LYNNFIELD — John B. Wilson, one of the parents involved in the Varsity Blues college-admissions scandal, has asked to delay his 15-month prison sentence until his appeal is heard. 

Wilson stands accused of paying $1 million to get his two daughters into Harvard and Stanford, respectively, as well as paying $220,000 for his son to be admitted as a recruit for water polo at the University of Southern California. Wilson is also accused of wire fraud and filing a false tax return.

In a motion filed in federal court last week, attorneys for Wilson, 62, made multiple arguments regarding the appeal. 

“Mr. Wilson’s appeal presents a host of complex, unresolved questions that could well lead to acquittal, a new trial, or partial reversal resulting in a materially shorter sentence,” said Wilson’s defense team, which is pushing for the defendant to remain free on bail until the appeal is decided.

Wilson has received the longest sentence out of the 60 others charged, as prosecutors used FBI wiretaps to show that the Lynnfield resident was involved in the scheme. 

Some of the FBI wiretaps show Wilson asking Rick Singer, the admissions consultant running the scheme, if there was a two-for-one special for his twins. Wilson also asked Singer which sports would be best for his daughters, with Singer replying he would “make them a sailor or something.” 

Wilson was sentenced to 21 months in prison, ordered to pay $288,546 in fines and restitution, sentenced to serve 400 hours of community service and was given two years of supervised release. 

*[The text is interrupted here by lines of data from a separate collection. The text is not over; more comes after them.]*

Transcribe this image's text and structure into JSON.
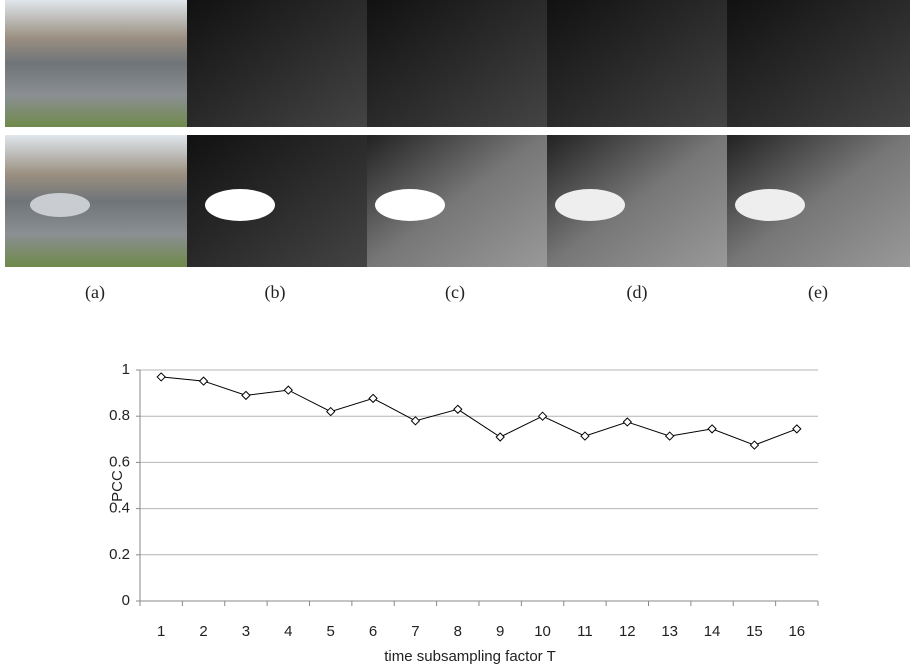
{
  "panels": {
    "labels": [
      "(a)",
      "(b)",
      "(c)",
      "(d)",
      "(e)"
    ]
  },
  "chart_data": {
    "type": "line",
    "categories": [
      "1",
      "2",
      "3",
      "4",
      "5",
      "6",
      "7",
      "8",
      "9",
      "10",
      "11",
      "12",
      "13",
      "14",
      "15",
      "16"
    ],
    "values": [
      0.97,
      0.952,
      0.89,
      0.913,
      0.82,
      0.877,
      0.78,
      0.83,
      0.71,
      0.8,
      0.714,
      0.775,
      0.714,
      0.745,
      0.675,
      0.745
    ],
    "color": "#000000",
    "y_label": "PCC",
    "x_label": "time subsampling factor T",
    "ylim": [
      0,
      1
    ],
    "yticks": [
      0,
      {
        "value": 0.2,
        "label": "0.2"
      },
      {
        "value": 0.4,
        "label": "0.4"
      },
      {
        "value": 0.6,
        "label": "0.6"
      },
      {
        "value": 0.8,
        "label": "0.8"
      },
      1
    ],
    "grid": true
  }
}
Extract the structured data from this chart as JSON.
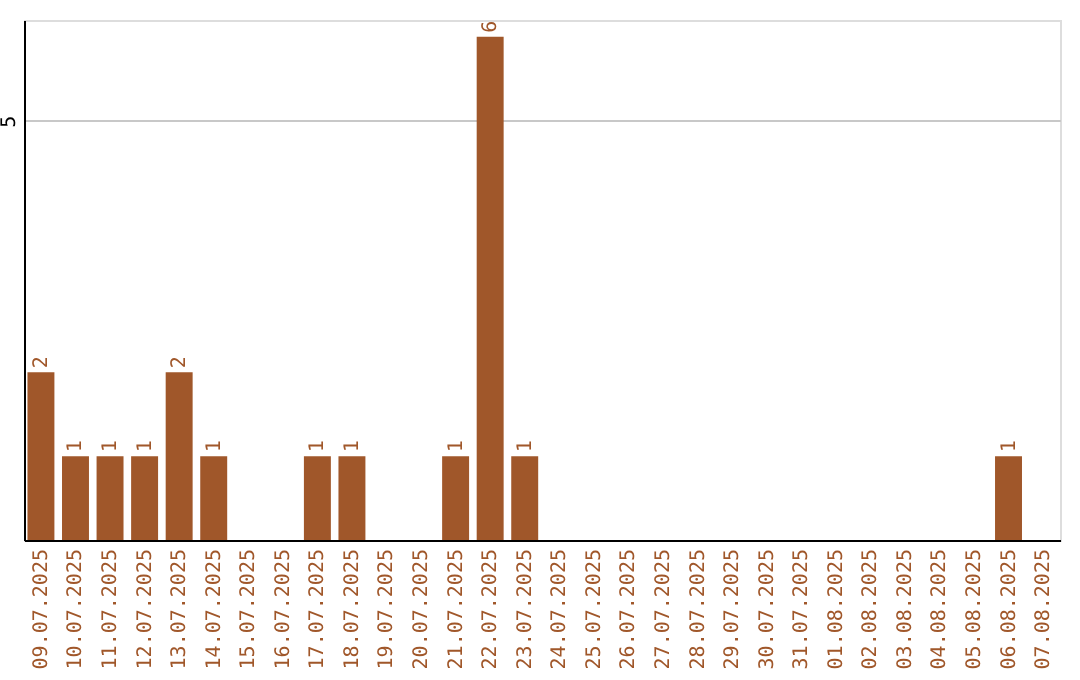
{
  "chart_data": {
    "type": "bar",
    "categories": [
      "09.07.2025",
      "10.07.2025",
      "11.07.2025",
      "12.07.2025",
      "13.07.2025",
      "14.07.2025",
      "15.07.2025",
      "16.07.2025",
      "17.07.2025",
      "18.07.2025",
      "19.07.2025",
      "20.07.2025",
      "21.07.2025",
      "22.07.2025",
      "23.07.2025",
      "24.07.2025",
      "25.07.2025",
      "26.07.2025",
      "27.07.2025",
      "28.07.2025",
      "29.07.2025",
      "30.07.2025",
      "31.07.2025",
      "01.08.2025",
      "02.08.2025",
      "03.08.2025",
      "04.08.2025",
      "05.08.2025",
      "06.08.2025",
      "07.08.2025"
    ],
    "values": [
      2,
      1,
      1,
      1,
      2,
      1,
      0,
      0,
      1,
      1,
      0,
      0,
      1,
      6,
      1,
      0,
      0,
      0,
      0,
      0,
      0,
      0,
      0,
      0,
      0,
      0,
      0,
      0,
      1,
      0
    ],
    "value_labels": [
      "2",
      "1",
      "1",
      "1",
      "2",
      "1",
      null,
      null,
      "1",
      "1",
      null,
      null,
      "1",
      "6",
      "1",
      null,
      null,
      null,
      null,
      null,
      null,
      null,
      null,
      null,
      null,
      null,
      null,
      null,
      "1",
      null
    ],
    "color": "#a0572a",
    "ylim": [
      0,
      6.2
    ],
    "yticks": [
      {
        "value": 0,
        "label": null
      },
      5
    ],
    "grid": "y"
  }
}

Defense attorneys argued that Wilson was not involved in the scandal because he had no contact with other parents in Singer’s network. They also argued that the trial judge didn’t include any evidence that was favorable to Wilson.

“The government maintains that Mr. Wilson committed ‘bribery,’ under the honest-services statute by seeking to donate to college athletic programs in purported exchange for his children’s admission,” the motion said. “Yet there is no precedent for treating as a ‘bribe’ a payment to the institution that is the purported victim of the offense.”